Book shows how sustainable food could boost health

A cow grazes in a field in Plessix-Balisson, western France. Picture: AFP

A cow grazes in a field in Plessix-Balisson, western France. Picture: AFP

  • by ILONA AMOS
 

A VISION of Scotland’s future where low-emission cattle graze in fields and cars fuelled by seaweed zip along the roads is set out in a new book that claims to show how reshaping food production could create a healthier population and save the planet.

The first ever Scottish atlas of sustainable food will be a compendium of around 50 maps, charts and graphics showing the current situation in Scotland alongside projections for what it could be like two decades from now.

Among the issues tackled is a reduction in the amount of methane emitted by cows, which could be achieved by changing their diet or breeding new strains of cattle.

Project leaders are describing the atlas as “the ultimate coffee table book” and hope it will work alongside a new interactive database to become a valuable educational resource.

Using the latest official data from organisations such as Forestry Commission Scotland, Scottish Natural Heritage and Greenspace, it will demonstrate the connections between food, energy consumption, economic viability, public health, environmental degradation and climate change.

The content will be wide-ranging, with the latest information on everything from pollution, the weather, diet and biodiversity to industry, land use, waste and food banks. The concept was dreamed up by Nourish Scotland, a voluntary organisation set up about five years ago to help improve the way food is produced and used.

Peter Ritchie, one of the group’s founders, said: “I want a freshness of perspective on how good our food system could be 20 years down the track, how we could have a fantastic, sustainable, health-promoting food system for Scotland. We could do it – we’ve got the land, we’ve got the people, we’ve got the skills. We just need to imagine better.

“We’ve covered vacant land, allotments, things like the 
potential of kelp seaweed. 
All over the world people are saying kelp is a fantastic human food, it’s a green fertiliser – what’s happened to our 
seaweed industry, how do we modernise it?”

One option, which scientists are already looking at, is converting the carbohydrates and sugar from seaweed into fuel to power cars.

Ritchie continues: “You look at vacant land – we’ve got something like 700 acres just here in Edinburgh, vacant and derelict land. And what about our renewable energy? All over the Western Isles we’ve got 
renewable energy to die for: wind, wave and tide power. So where are our heated greenhouses? Why aren’t we using that off-peak power to produce our own carbon-neutral tomatoes instead of bringing them in from Spain?”

Professor Mark Sutton is a scientist at the Centre for Ecology & Hydrology in Edinburgh, which is likely to be a source for the book. He’s also co-chair of the UN Economic Commission for Europe’s taskforce on reactive nitrogen.

“I can see it will really be a benefit to bring these different sources of information together,” he said. “If you’re talking about sustainable food, there’s so many different angles with it. One kind of food commodity might be bad for greenhouse gases, another for air pollution or water pollution. With this you’ll see them together.

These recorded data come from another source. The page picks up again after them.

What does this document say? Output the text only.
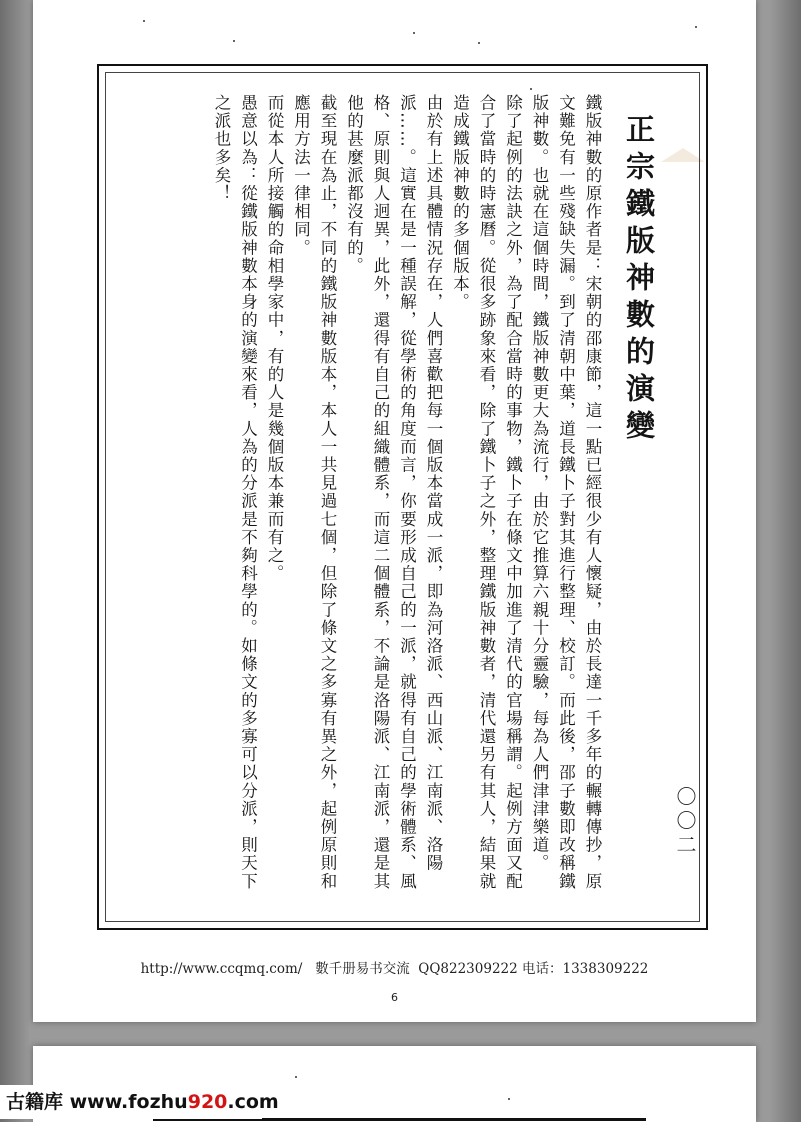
正宗鐵版神數的演變

鐵版神數的原作者是：宋朝的邵康節，這一點已經很少有人懷疑，由於長達一千多年的輾轉傳抄，原文難免有一些殘缺失漏。到了清朝中葉，道長鐵卜子對其進行整理、校訂。而此後，邵子數即改稱鐵版神數。也就在這個時間，鐵版神數更大為流行，由於它推算六親十分靈驗，每為人們津津樂道。

除了起例的法訣之外，為了配合當時的事物，鐵卜子在條文中加進了清代的官場稱謂。起例方面又配合了當時的時憲曆。從很多跡象來看，除了鐵卜子之外，整理鐵版神數者，清代還另有其人，結果就造成鐵版神數的多個版本。

由於有上述具體情況存在，人們喜歡把每一個版本當成一派，即為河洛派、西山派、江南派、洛陽派……。這實在是一種誤解，從學術的角度而言，你要形成自己的一派，就得有自己的學術體系、風格、原則與人迥異，此外，還得有自己的組織體系，而這二個體系，不論是洛陽派、江南派，還是其他的甚麼派都沒有的。

截至現在為止，不同的鐵版神數版本，本人一共見過七個，但除了條文之多寡有異之外，起例原則和應用方法一律相同。

而從本人所接觸的命相學家中，有的人是幾個版本兼而有之。

愚意以為：從鐵版神數本身的演變來看，人為的分派是不夠科學的。如條文的多寡可以分派，則天下之派也多矣！

〇〇二
http://www.ccqmq.com/   數千册易书交流  QQ822309222 电话：1338309222
6
古籍库 www.fozhu920.com
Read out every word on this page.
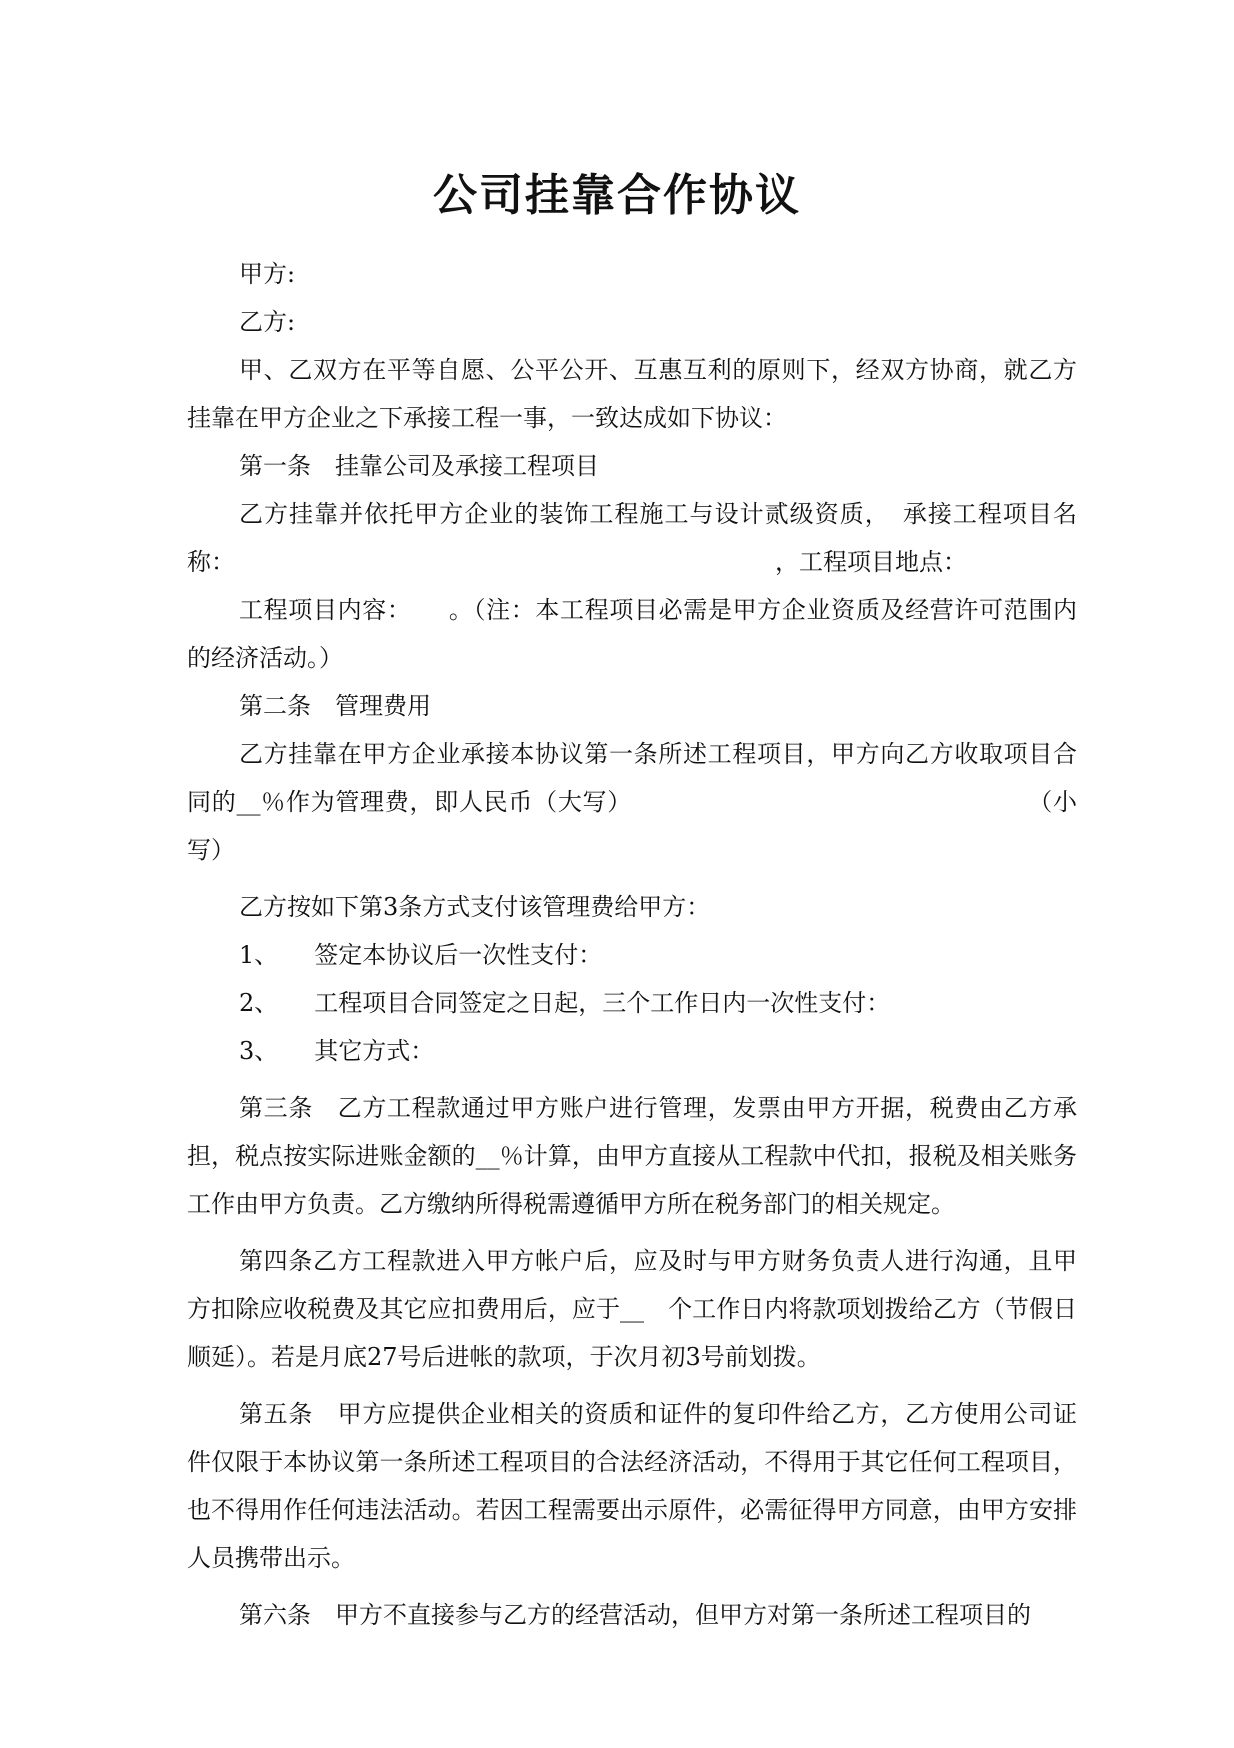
公司挂靠合作协议

甲方:

乙方:

甲、乙双方在平等自愿、公平公开、互惠互利的原则下，经双方协商，就乙方挂靠在甲方企业之下承接工程一事，一致达成如下协议：

第一条　挂靠公司及承接工程项目

乙方挂靠并依托甲方企业的装饰工程施工与设计贰级资质，　承接工程项目名称：　　　　　　　　　　　　　　　　　　　　　　　，工程项目地点：

工程项目内容：　　。（注：本工程项目必需是甲方企业资质及经营许可范围内的经济活动。）

第二条　管理费用

乙方挂靠在甲方企业承接本协议第一条所述工程项目，甲方向乙方收取项目合同的__％作为管理费，即人民币（大写）　　　　　　　　　　　　　　　　　（小写）

乙方按如下第3条方式支付该管理费给甲方：

1、　　签定本协议后一次性支付：

2、　　工程项目合同签定之日起，三个工作日内一次性支付：

3、　　其它方式：

第三条　乙方工程款通过甲方账户进行管理，发票由甲方开据，税费由乙方承担，税点按实际进账金额的__％计算，由甲方直接从工程款中代扣，报税及相关账务工作由甲方负责。乙方缴纳所得税需遵循甲方所在税务部门的相关规定。

第四条乙方工程款进入甲方帐户后，应及时与甲方财务负责人进行沟通，且甲方扣除应收税费及其它应扣费用后，应于__　个工作日内将款项划拨给乙方（节假日顺延）。若是月底27号后进帐的款项，于次月初3号前划拨。

第五条　甲方应提供企业相关的资质和证件的复印件给乙方，乙方使用公司证件仅限于本协议第一条所述工程项目的合法经济活动，不得用于其它任何工程项目，也不得用作任何违法活动。若因工程需要出示原件，必需征得甲方同意，由甲方安排人员携带出示。

第六条　甲方不直接参与乙方的经营活动，但甲方对第一条所述工程项目的
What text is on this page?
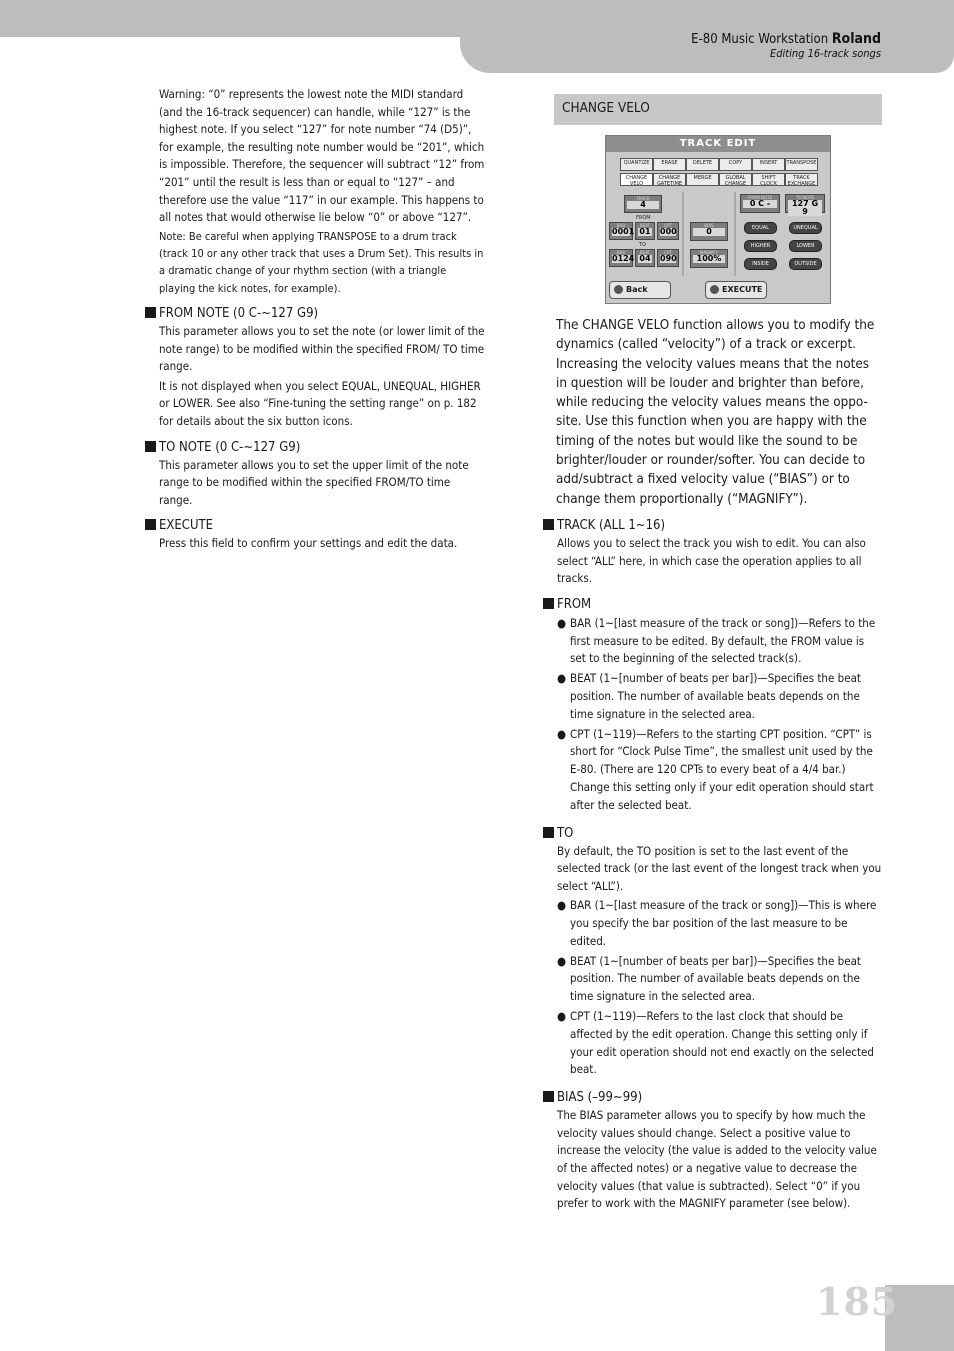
E-80 Music Workstation Roland
Editing 16-track songs

Warning: “0” represents the lowest note the MIDI standard (and the 16-track sequencer) can handle, while “127” is the highest note. If you select “127” for note number “74 (D5)”, for example, the resulting note number would be “201”, which is impossible. Therefore, the sequencer will subtract “12” from “201” until the result is less than or equal to “127” – and therefore use the value “117” in our example. This happens to all notes that would otherwise lie below “0” or above “127”.

Note: Be careful when applying TRANSPOSE to a drum track (track 10 or any other track that uses a Drum Set). This results in a dramatic change of your rhythm section (with a triangle playing the kick notes, for example).

FROM NOTE (0 C-~127 G9)

This parameter allows you to set the note (or lower limit of the note range) to be modified within the specified FROM/ TO time range.

It is not displayed when you select EQUAL, UNEQUAL, HIGHER or LOWER. See also “Fine-tuning the setting range” on p. 182 for details about the six button icons.

TO NOTE (0 C-~127 G9)

This parameter allows you to set the upper limit of the note range to be modified within the specified FROM/TO time range.

EXECUTE

Press this field to confirm your settings and edit the data.

CHANGE VELO
TRACK EDIT
QUANTIZE	ERASE	DELETE	COPY	INSERT	TRANSPOSE
CHANGE VELO
CHANGE GATETIME
MERGE	GLOBAL CHANGE
SHIFT CLOCK
TRACK EXCHANGE
TRACK
4
FROM
BAR
0001
BEAT
01
CPT
000
TO
BAR
0124
BEAT
04
CPT
090
BIAS
0
MAGNIFY
100%
FROM NOTE
0 C -
TO NOTE
127 G 9
EQUAL	UNEQUAL
HIGHER	LOWER
INSIDE	OUTSIDE
Back	EXECUTE

The CHANGE VELO function allows you to modify the dynamics (called “velocity”) of a track or excerpt. Increasing the velocity values means that the notes in question will be louder and brighter than before, while reducing the velocity values means the oppo- site. Use this function when you are happy with the timing of the notes but would like the sound to be brighter/louder or rounder/softer. You can decide to add/subtract a fixed velocity value (“BIAS”) or to change them proportionally (“MAGNIFY”).

TRACK (ALL 1~16)

Allows you to select the track you wish to edit. You can also select “ALL” here, in which case the operation applies to all tracks.

FROM

● BAR (1~[last measure of the track or song])—Refers to the first measure to be edited. By default, the FROM value is set to the beginning of the selected track(s).

● BEAT (1~[number of beats per bar])—Specifies the beat position. The number of available beats depends on the time signature in the selected area.

● CPT (1~119)—Refers to the starting CPT position. “CPT” is short for “Clock Pulse Time”, the smallest unit used by the E-80. (There are 120 CPTs to every beat of a 4/4 bar.) Change this setting only if your edit operation should start after the selected beat.

TO

By default, the TO position is set to the last event of the selected track (or the last event of the longest track when you select “ALL”).

● BAR (1~[last measure of the track or song])—This is where you specify the bar position of the last measure to be edited.

● BEAT (1~[number of beats per bar])—Specifies the beat position. The number of available beats depends on the time signature in the selected area.

● CPT (1~119)—Refers to the last clock that should be affected by the edit operation. Change this setting only if your edit operation should not end exactly on the selected beat.

BIAS (–99~99)

The BIAS parameter allows you to specify by how much the velocity values should change. Select a positive value to increase the velocity (the value is added to the velocity value of the affected notes) or a negative value to decrease the velocity values (that value is subtracted). Select “0” if you prefer to work with the MAGNIFY parameter (see below).

185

“I very often liken, on a 
European scale at least, a map of ammonia emissions to a map of the foods we’re eating.

“It‘s really interesting to relate our food to its environmental imprint. Once you put that into the maps you can really start illustrating the link between what we eat and the environmental consequences.”

With soaring obesity levels, Scotland is the fat man of Europe, just behind the US in the world rankings. The problem is estimated to cost the NHS in Scotland £200 million a year.

Food and environment minister Richard Lochhead said: “Sustainable food production has long been a priority of mine and I welcome this project as Scotland works 
towards becoming a good food nation.”

The Scottish Government last month set out the latest phase in its first food and drink policy, including plans to create a Scottish Food Commission to highlight the key role food and drink plays in health, environment, economy and quality of life.

The new atlas has been welcomed by green campaigners.

Dr Richard Dixon, director of Friend of the Earth Scotland, said: “Using an atlas format to talk about local food and all the related issues from climate change to poverty is a great idea. Most people want to do the right thing but often don’t know where to find the right advice.”

Glasgow architects Lateral North will produce the glossy new book, due out next spring.